Со шкурками Ник окончательно закончил, когда уже совсем стемнело. Для этого пришлось достать из шкафа и включить налобный фонарик. Он, как и большинство вещей в Трущобах, также был найден на свалке и, прежде чем попасть к Нику, прошел через множество рук, поэтому его накопитель был почти нерабочим. Заряда, который он успевал накопить за пару дней, хватало всего на час-полтора, в то время как в начале своей жизни фонарик мог работать непрерывно месяцами, а то и годами. Впрочем, Ник не настолько хорошо разбирался в характеристиках новых бытовых устройств, зато, как и большинство обитателей Трущоб, довольно неплохо разбирался в особенностях тех, что были выброшенны своими хозяевами… Но на работу со шкурками запаса накопителя обычно хватило, и это было хорошо. Потому что у Ника все было отработано, и малейший сбой мог бы полностью нарушить весь его налаженный конвейер. Да, это был настоящий конвейер, потому что весь процесс обработки крысиных шкурок занимал девять дней. В конце этого процесса у Ника в руках оказывалась тонкая кожа весьма приличной выделки, из которой можно было уже изготовить какую-нибудь поделку. Ремешок там, сувенирчик, какой-нибудь, типа фенечки ручной работы из тонких полосок кожи, или перчатки… Так что на обработке шкурок этот конвейер не заканчивался. Предстоял еще один этап, но его Ник отложил на завтра. Путь «наверх» на мусорном транспортере занимал около часа, и за это время он вполне успеет изготовить десяток-другой поделок. С гибервиратором, который способен соединять без шва даже такие разнородные материалы, как ткань и стекло или металл и дерево, это было не такой уж сложной задачей. Гибервиратор, как и все используемое жителями Трущоб, был стар, почти не работал, но на тонкую кожу его оставшегося ресурса еще хватало. А двадцать крысиных тушек, которые Нику пришлось отдать за работу старику Гаму, он сейчас был способен добыть всего за две-три охоты. Сейчас… А ведь сначала добыча даже одной крысы была дня него почти непреодолимой проблемой…
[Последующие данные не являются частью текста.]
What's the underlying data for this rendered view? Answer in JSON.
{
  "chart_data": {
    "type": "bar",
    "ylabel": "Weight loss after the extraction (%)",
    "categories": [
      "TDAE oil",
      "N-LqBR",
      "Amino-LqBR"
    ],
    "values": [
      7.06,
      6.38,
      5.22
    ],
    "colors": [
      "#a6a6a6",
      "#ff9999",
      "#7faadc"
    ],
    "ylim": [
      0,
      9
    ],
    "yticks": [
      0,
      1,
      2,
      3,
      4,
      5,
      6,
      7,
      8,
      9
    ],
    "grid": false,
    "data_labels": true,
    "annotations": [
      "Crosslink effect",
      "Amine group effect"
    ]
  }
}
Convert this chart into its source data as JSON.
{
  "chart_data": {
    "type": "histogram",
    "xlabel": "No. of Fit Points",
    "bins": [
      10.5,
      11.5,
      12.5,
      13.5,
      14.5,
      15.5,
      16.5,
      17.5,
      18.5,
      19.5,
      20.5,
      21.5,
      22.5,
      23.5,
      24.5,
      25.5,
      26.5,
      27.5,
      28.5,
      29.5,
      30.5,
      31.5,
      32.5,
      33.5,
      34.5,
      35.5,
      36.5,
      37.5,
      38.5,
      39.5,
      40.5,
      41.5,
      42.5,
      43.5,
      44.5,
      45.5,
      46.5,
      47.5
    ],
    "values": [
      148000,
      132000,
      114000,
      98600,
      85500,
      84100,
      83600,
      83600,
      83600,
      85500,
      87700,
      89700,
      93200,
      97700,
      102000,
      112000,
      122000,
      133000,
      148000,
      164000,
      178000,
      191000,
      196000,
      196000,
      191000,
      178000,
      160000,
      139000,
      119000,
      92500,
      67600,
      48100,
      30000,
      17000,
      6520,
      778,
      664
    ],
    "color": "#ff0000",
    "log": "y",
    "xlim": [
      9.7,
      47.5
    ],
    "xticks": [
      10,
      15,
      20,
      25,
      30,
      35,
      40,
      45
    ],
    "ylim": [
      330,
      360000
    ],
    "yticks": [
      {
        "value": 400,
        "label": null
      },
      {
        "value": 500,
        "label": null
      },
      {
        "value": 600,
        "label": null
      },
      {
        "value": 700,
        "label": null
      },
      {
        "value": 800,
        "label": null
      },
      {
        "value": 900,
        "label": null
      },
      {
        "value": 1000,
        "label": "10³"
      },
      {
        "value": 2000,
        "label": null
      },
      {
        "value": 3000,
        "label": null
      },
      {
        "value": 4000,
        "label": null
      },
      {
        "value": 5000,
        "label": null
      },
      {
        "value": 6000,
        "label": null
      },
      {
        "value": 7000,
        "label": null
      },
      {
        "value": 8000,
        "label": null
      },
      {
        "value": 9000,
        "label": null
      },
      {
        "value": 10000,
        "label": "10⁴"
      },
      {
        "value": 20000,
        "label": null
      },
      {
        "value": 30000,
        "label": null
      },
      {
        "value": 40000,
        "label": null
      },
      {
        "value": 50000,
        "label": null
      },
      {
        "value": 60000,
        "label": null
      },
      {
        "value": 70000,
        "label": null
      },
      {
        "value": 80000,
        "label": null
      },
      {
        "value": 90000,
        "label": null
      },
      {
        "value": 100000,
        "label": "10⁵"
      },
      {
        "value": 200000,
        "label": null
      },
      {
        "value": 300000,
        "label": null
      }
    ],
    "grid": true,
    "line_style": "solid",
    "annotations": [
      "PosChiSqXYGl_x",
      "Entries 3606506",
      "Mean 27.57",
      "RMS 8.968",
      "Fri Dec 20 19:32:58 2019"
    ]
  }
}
Язык Николай выучил довольно быстро. Ну не весь, конечно, но запомнить сотни три слов, благодаря которым он сумел начать вполне связно общаться с дюжиной личностей, ошивавшихся в радиусе километра от той кучи мусора, на которой он очнулся, сумел дней за двадцать. Как и несложные правила сигарийского, явно испытавшего на себе упрощающее воздействие Сети. На Земле такое воздействие Интернета уже стало вполне заметным, а что уж говорить о Сигари, на которой Сеть существовала уже почти столетие… Нет, связный разговор у него начал получаться только месяца через три, но строить фразы типа: «Еда. Греть» или, там, «одежда. Ходить» он начал уже дней через семь. А через двадцать набрал такой объем слов и понятий, который практически полностью перекрыл все его потребности. Как выяснилось, их у него не так уж и много. Ну, в смысле, насущных. Пожрать вовремя, да поспать, чтоб никто не прирезал. Хотя последнего поначалу можно было не особенно опасаться. Просто так в Трущобах не резали никого. Только по делу. А по делу Колю пока было резать не за что. Ну не было у него ничего, за что стоило бы подрезать человека. Так что ему, можно сказать, повезло с тем, что он попал в Трущобы голым и босым. Иначе он мог бы и не очнуться. А так… ну кому нужно голое тело?
В то же время никто здесь, в Трущобах, совершенно не собирался помогать этому телу выжить. Сумеет – его счастье, а нет… Ну, на нет, как гласит старая русская пословица, и суда нет. Мучиться какими-то моральными проблемами по поводу безвременной гибели никому здесь не известного голого тела никто в Трущобах не собирался… Поэтому первые трое суток Коля провел совершенно голодным. Причем, первые сутки – исключительно по собственной вине. Побрезговал…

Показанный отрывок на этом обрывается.